Baby slings and colic: ‘It saved us’
Research suggests babies in non-Western cultures cry less because they are carried more
Rachel Kertis, a frequenter of Babywearing meet-ups in Galway, says her daughter Esme ‘would cry a lot more if she wasn’t in the sling. When I pick her up and put her in she calms right down’
“Having a sling changed our lives,” says Olwen Rowe of the breakthrough discovery she made on her second, “very colicky”, baby.
He had needed lots of time in her arms and her initial attempts to use a sling instead didn’t solve anything because she didn’t have anybody to show her how to use it properly.
“When I did find something that worked when he was four months old, it just changed everything. He was out of the classic newborn period but his crying extended beyond the three months.”
Now a mother of three children, aged 11, eight and five, she is a sling librarian in Galway for Babywearing Ireland and organises monthly meet-ups.
There is such a variety of slings and carriers on the market, “you can really be bamboozled by the choice, so to have someone to guide you through that can really help”.
Babies in non-Western cultures tend to cry significantly less and there is plenty of research to suggest that this is because they are carried more. But it is not just a matter of putting a baby in the sling and everything will be all right, Rowe explains
“It is part of the caretaking package. It is really about responsive care in the early months, so that the baby feels secure and attached. A sling can really help you with that because you keep the baby close and you can see the early signals, respond quickly.” Crying is the last stage of communication.
As for her own unsettled baby, she can say in hindsight “quite definitively, that it was a digestive issue and a sensory processing issue”.
Rachel Kertis thought for a while that her youngest child Esme, who is just three months old, had colic. But it turned out that she had tongue tie, which has been sorted, and she was also inclined to take in a lot of air when breastfeeding.
A frequenter of Babywearing meet-ups in Galway, she has found a sling has a really soothing effect on her daughter. “She would cry a lot more if she wasn’t in the sling.
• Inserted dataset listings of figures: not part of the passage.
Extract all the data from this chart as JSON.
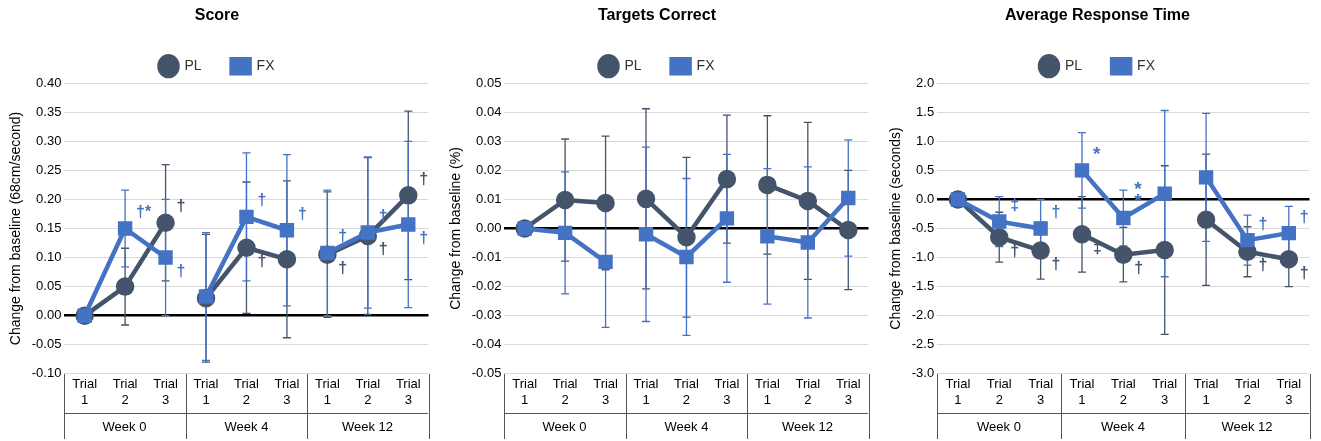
{
  "chart_data": [
    {
      "type": "line",
      "title": "Score",
      "ylabel": "Change from baseline (68cm/second)",
      "legend": "top",
      "grid": "y",
      "categories": [
        "Trial 1",
        "Trial 2",
        "Trial 3",
        "Trial 1",
        "Trial 2",
        "Trial 3",
        "Trial 1",
        "Trial 2",
        "Trial 3"
      ],
      "ylim": [
        -0.1,
        0.4
      ],
      "yticks": [
        {
          "value": -0.1,
          "label": "-0.10"
        },
        {
          "value": -0.05,
          "label": "-0.05"
        },
        {
          "value": 0,
          "label": "0.00"
        },
        {
          "value": 0.05,
          "label": "0.05"
        },
        {
          "value": 0.1,
          "label": "0.10"
        },
        {
          "value": 0.15,
          "label": "0.15"
        },
        {
          "value": 0.2,
          "label": "0.20"
        },
        {
          "value": 0.25,
          "label": "0.25"
        },
        {
          "value": 0.3,
          "label": "0.30"
        },
        {
          "value": 0.35,
          "label": "0.35"
        },
        {
          "value": 0.4,
          "label": "0.40"
        }
      ],
      "series": [
        {
          "name": "PL",
          "color": "#44546a",
          "marker": "circle",
          "values": [
            0,
            0.05,
            0.16,
            0.03,
            0.117,
            0.097,
            0.105,
            0.137,
            0.207
          ],
          "errors": [
            null,
            0.066,
            0.1,
            0.11,
            0.113,
            0.135,
            0.108,
            0.135,
            0.145
          ],
          "value_labels": [
            null,
            null,
            "†",
            null,
            "†",
            null,
            "†",
            "†",
            "†"
          ]
        },
        {
          "name": "FX",
          "color": "#4472c4",
          "marker": "square",
          "values": [
            0,
            0.15,
            0.1,
            0.033,
            0.17,
            0.147,
            0.108,
            0.143,
            0.157
          ],
          "errors": [
            null,
            0.066,
            0.1,
            0.11,
            0.11,
            0.13,
            0.108,
            0.13,
            0.143
          ],
          "value_labels": [
            null,
            "†*",
            "†",
            null,
            "†",
            "†",
            "†",
            "†",
            "†"
          ]
        }
      ],
      "annotations": [
        "Week 0",
        "Week 4",
        "Week 12"
      ]
    },
    {
      "type": "line",
      "title": "Targets Correct",
      "ylabel": "Change from baseline (%)",
      "legend": "top",
      "grid": "y",
      "categories": [
        "Trial 1",
        "Trial 2",
        "Trial 3",
        "Trial 1",
        "Trial 2",
        "Trial 3",
        "Trial 1",
        "Trial 2",
        "Trial 3"
      ],
      "ylim": [
        -0.05,
        0.05
      ],
      "yticks": [
        {
          "value": -0.05,
          "label": "-0.05"
        },
        {
          "value": -0.04,
          "label": "-0.04"
        },
        {
          "value": -0.03,
          "label": "-0.03"
        },
        {
          "value": -0.02,
          "label": "-0.02"
        },
        {
          "value": -0.01,
          "label": "-0.01"
        },
        {
          "value": 0,
          "label": "0.00"
        },
        {
          "value": 0.01,
          "label": "0.01"
        },
        {
          "value": 0.02,
          "label": "0.02"
        },
        {
          "value": 0.03,
          "label": "0.03"
        },
        {
          "value": 0.04,
          "label": "0.04"
        },
        {
          "value": 0.05,
          "label": "0.05"
        }
      ],
      "series": [
        {
          "name": "PL",
          "color": "#44546a",
          "marker": "circle",
          "values": [
            0,
            0.0098,
            0.0088,
            0.0102,
            -0.003,
            0.017,
            0.015,
            0.0095,
            -0.0005
          ],
          "errors": [
            null,
            0.021,
            0.023,
            0.031,
            0.0275,
            0.022,
            0.0238,
            0.027,
            0.0205
          ]
        },
        {
          "name": "FX",
          "color": "#4472c4",
          "marker": "square",
          "values": [
            0,
            -0.0015,
            -0.0115,
            -0.002,
            -0.0098,
            0.0035,
            -0.0027,
            -0.0048,
            0.0105
          ],
          "errors": [
            null,
            0.021,
            0.0225,
            0.03,
            0.027,
            0.022,
            0.0233,
            0.026,
            0.02
          ]
        }
      ],
      "annotations": [
        "Week 0",
        "Week 4",
        "Week 12"
      ]
    },
    {
      "type": "line",
      "title": "Average Response Time",
      "ylabel": "Change from baseline (seconds)",
      "legend": "top",
      "grid": "y",
      "categories": [
        "Trial 1",
        "Trial 2",
        "Trial 3",
        "Trial 1",
        "Trial 2",
        "Trial 3",
        "Trial 1",
        "Trial 2",
        "Trial 3"
      ],
      "ylim": [
        -3,
        2
      ],
      "yticks": [
        {
          "value": -3,
          "label": "-3.0"
        },
        {
          "value": -2.5,
          "label": "-2.5"
        },
        {
          "value": -2,
          "label": "-2.0"
        },
        {
          "value": -1.5,
          "label": "-1.5"
        },
        {
          "value": -1,
          "label": "-1.0"
        },
        {
          "value": -0.5,
          "label": "-0.5"
        },
        {
          "value": 0,
          "label": "0.0"
        },
        {
          "value": 0.5,
          "label": "0.5"
        },
        {
          "value": 1,
          "label": "1.0"
        },
        {
          "value": 1.5,
          "label": "1.5"
        },
        {
          "value": 2,
          "label": "2.0"
        }
      ],
      "series": [
        {
          "name": "PL",
          "color": "#44546a",
          "marker": "circle",
          "values": [
            0,
            -0.65,
            -0.88,
            -0.6,
            -0.95,
            -0.87,
            -0.35,
            -0.9,
            -1.03
          ],
          "errors": [
            null,
            0.43,
            0.49,
            0.65,
            0.47,
            1.45,
            1.13,
            0.43,
            0.47
          ],
          "value_labels": [
            null,
            "†",
            "†",
            "‡",
            "†",
            null,
            null,
            "†",
            "†"
          ]
        },
        {
          "name": "FX",
          "color": "#4472c4",
          "marker": "square",
          "values": [
            0,
            -0.38,
            -0.5,
            0.5,
            -0.32,
            0.1,
            0.38,
            -0.7,
            -0.58
          ],
          "errors": [
            null,
            0.43,
            0.5,
            0.65,
            0.48,
            1.43,
            1.1,
            0.43,
            0.46
          ],
          "value_labels": [
            null,
            "‡",
            "†",
            "*",
            "*\n*",
            null,
            null,
            "†",
            "†"
          ]
        }
      ],
      "annotations": [
        "Week 0",
        "Week 4",
        "Week 12"
      ]
    }
  ]
}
When I pick her up and put her in she calms right down.”
Kertis had tried carrying on her first baby Elliot, now aged six, but didn’t find it comfortable. However she carried her second daughter, Audrey, now aged three, a lot from birth but only after a lot of frustration trying to figure out slings.
“Once I got it, I got it” – and with that knowledge and experience it was so much easier with the latest arrival.
“Esme lives in the ring sling – it keeps her close to me and so her needs are met, which are very basic, while I get on with things for the other girls,” Kertis adds. “She loves it and is a very happy baby.”